Procedural Safeguards - Measure E

This project aims at enhancing the rights of children in criminal proceedings in the EU, by supporting Member States and advocating for the proper application of the EU Directive 2013/48 which guarantees free access to a specialised (youth) lawyer at all stages (EU directive 2016/800 art.4/1v,v and art.23-nr.63 Memorandum and EU Directive 2012/29, child victims, art.25 on procedural safeguards) for children who are suspects or accused persons in criminal proceedings and other related standards in the specific field of juvenile justice; by defining the role, the mission, the basic training and all the specifics of the function of a youth lawyer and by empowering youth lawyers to become “agents of change” in the better implementation of the right of access to a lawyer for children suspected or accused in criminal proceedings.
The ECBA is an associate partner in this project.

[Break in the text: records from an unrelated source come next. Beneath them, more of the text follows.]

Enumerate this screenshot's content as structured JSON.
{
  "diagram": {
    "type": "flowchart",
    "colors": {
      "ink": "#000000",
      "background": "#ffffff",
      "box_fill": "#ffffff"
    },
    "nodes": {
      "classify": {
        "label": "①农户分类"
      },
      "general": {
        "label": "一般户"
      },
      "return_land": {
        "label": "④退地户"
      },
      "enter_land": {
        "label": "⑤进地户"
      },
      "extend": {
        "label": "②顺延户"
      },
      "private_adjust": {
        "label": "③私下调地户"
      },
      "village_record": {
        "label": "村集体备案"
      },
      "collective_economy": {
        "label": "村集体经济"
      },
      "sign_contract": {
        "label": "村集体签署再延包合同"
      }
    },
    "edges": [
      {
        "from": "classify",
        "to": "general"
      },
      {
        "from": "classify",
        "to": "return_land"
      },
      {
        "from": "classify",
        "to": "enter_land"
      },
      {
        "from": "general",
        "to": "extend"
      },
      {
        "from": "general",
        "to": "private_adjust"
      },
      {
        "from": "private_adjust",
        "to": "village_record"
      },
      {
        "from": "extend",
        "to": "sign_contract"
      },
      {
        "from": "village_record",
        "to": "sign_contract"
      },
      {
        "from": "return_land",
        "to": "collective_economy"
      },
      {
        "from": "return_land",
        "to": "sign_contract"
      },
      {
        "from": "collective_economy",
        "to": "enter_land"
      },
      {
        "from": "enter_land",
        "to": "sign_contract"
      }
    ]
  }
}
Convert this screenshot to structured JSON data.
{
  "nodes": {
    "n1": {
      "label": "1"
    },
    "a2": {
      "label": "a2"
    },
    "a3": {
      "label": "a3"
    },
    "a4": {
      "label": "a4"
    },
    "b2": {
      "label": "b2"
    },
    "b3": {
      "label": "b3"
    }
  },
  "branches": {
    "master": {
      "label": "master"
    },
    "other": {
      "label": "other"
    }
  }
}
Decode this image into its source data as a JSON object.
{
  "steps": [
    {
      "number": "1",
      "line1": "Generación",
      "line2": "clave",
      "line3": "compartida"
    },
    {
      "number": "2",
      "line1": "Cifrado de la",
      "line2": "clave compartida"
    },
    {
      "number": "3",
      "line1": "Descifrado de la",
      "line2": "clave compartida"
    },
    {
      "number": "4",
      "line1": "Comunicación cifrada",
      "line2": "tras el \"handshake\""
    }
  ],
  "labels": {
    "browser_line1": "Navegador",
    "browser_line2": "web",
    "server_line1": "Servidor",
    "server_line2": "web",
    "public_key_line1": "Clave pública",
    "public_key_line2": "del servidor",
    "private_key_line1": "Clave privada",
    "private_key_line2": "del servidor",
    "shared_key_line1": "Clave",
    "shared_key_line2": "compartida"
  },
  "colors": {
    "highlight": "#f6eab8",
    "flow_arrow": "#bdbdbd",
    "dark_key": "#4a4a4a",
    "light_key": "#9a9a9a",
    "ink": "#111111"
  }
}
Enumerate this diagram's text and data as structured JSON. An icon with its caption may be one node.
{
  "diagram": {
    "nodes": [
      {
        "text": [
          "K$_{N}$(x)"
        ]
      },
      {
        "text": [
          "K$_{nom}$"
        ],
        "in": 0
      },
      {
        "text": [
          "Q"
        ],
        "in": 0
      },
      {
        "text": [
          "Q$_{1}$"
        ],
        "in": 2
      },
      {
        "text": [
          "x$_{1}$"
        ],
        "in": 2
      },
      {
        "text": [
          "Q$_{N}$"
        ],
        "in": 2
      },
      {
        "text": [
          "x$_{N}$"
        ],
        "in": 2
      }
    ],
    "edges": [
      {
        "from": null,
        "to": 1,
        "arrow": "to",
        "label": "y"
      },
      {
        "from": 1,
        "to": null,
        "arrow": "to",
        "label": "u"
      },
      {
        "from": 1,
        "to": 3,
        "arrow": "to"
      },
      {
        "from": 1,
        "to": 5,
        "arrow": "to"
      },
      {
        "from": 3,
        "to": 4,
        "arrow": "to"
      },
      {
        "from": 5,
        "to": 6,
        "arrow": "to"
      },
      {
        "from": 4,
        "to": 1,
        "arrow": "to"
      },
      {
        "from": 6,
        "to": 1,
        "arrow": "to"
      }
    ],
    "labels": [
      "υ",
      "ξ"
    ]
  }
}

Click here for the report of the 'kick-off' meeting,  which took place on 19 and 20 October 2016 in Brussels.

The Directive has been adopted and published on 21 May 2016.

It sets out specific minimum rules concerning the rights of suspected or accused children in criminal proceedings to ensure that they are able to understand and follow criminal proceedings, including having access to a lawyer at all stages. It provides that children cannot waive their right to be assisted by a lawyer in key moments of the proceedings, as there is a high risk that they would not understand the consequence of their actions (Article 6).

ECBA reply on the proposal for a Directive of the European Parliament and of the Council on procedural safeguards for children suspected or accused in criminal proceedings, 6 May 2014

Please click here for our response to the European Commission’s proposal for a Directive of the European Parliament and of the Council on procedural safeguards for children suspected or accused in criminal proceedings, which is the result of intensive and careful consideration of the European Criminal Bar Association (ECBA) working group on Measure E, composed of 14 practitioners in criminal law from 10 countries all over Europe.

Click here for a new ECBA Statement which contains the ECBA’s main recommendations to the Commission on Measure E of the Stockholm programme for the appropriate rights and treatment of vulnerable Suspects.

It was sent to Mrs Reding, Vice-president and Commissioner responsible for justice, fundamental rights and citizenship and to Oliver Tell, Director Unit B.1, Directorate General Justice on 15 May 2013.

In the work on the Stockholm Programme and EU ROADMAP for Procedural Safeguards in Criminal Proceedings we will soon come to - Measure E – Special Safeguards for Suspected or Accused persons who are Vulnerable.

In order to meet the work for EU on this subject ECBA has formed a working group: Measure E – Vulnerable Suspects.

The idea is to draft the ECBA Cornerstones of special safeguards for suspected or accused persons who are vulnerable. This would support the political EU decision-makers at EC, EP and the Council of MS to come to appropriate conclusions on how to protect vulnerable suspects in addition to the general rights and safeguards in criminal proceeding.

This ECBA group is chaired jointly by Robin Grey Q.C., UK,  and Bertil Dahl, Sweden, and  consists of 11 practitioners. The group has had its first meeting in London on the 16th of March and plan to present a draft statement to the ECBA Board in the meeting in Istanbul on the 26/27 April 2013.

The definition of Vulnerable Suspects or Accused Persons is central in this work and should be looked upon together with the other measures  A-D and F in order to be included in the Stockholm Programme Safeguards.

Vulnerable persons could be;

  • Children under 18;
  • Drunk people;
  • People under influence of drugs or other addictives;
  • People suffering from mental or physical disabilities;
  • People with mental disorder – in this group we can for example find suspects who are serial confessers of serious crimes who sometimes mislead the legal system.

The work on strengthening the weaker part, such as vulnerable suspects, is in the interest of the legal system itself. It is quite clear that modern criminal proceedings should be based on Equality of Arms. Thus in order to help the weaker part several steps have to be taken.

A modern balanced procedure in criminal matters demand equality of arms in the examination of evidence, etc. To get a fair trial it is obvious that the suspect must be helped, so as not to be at a procedural disadvantage with the prosecutor.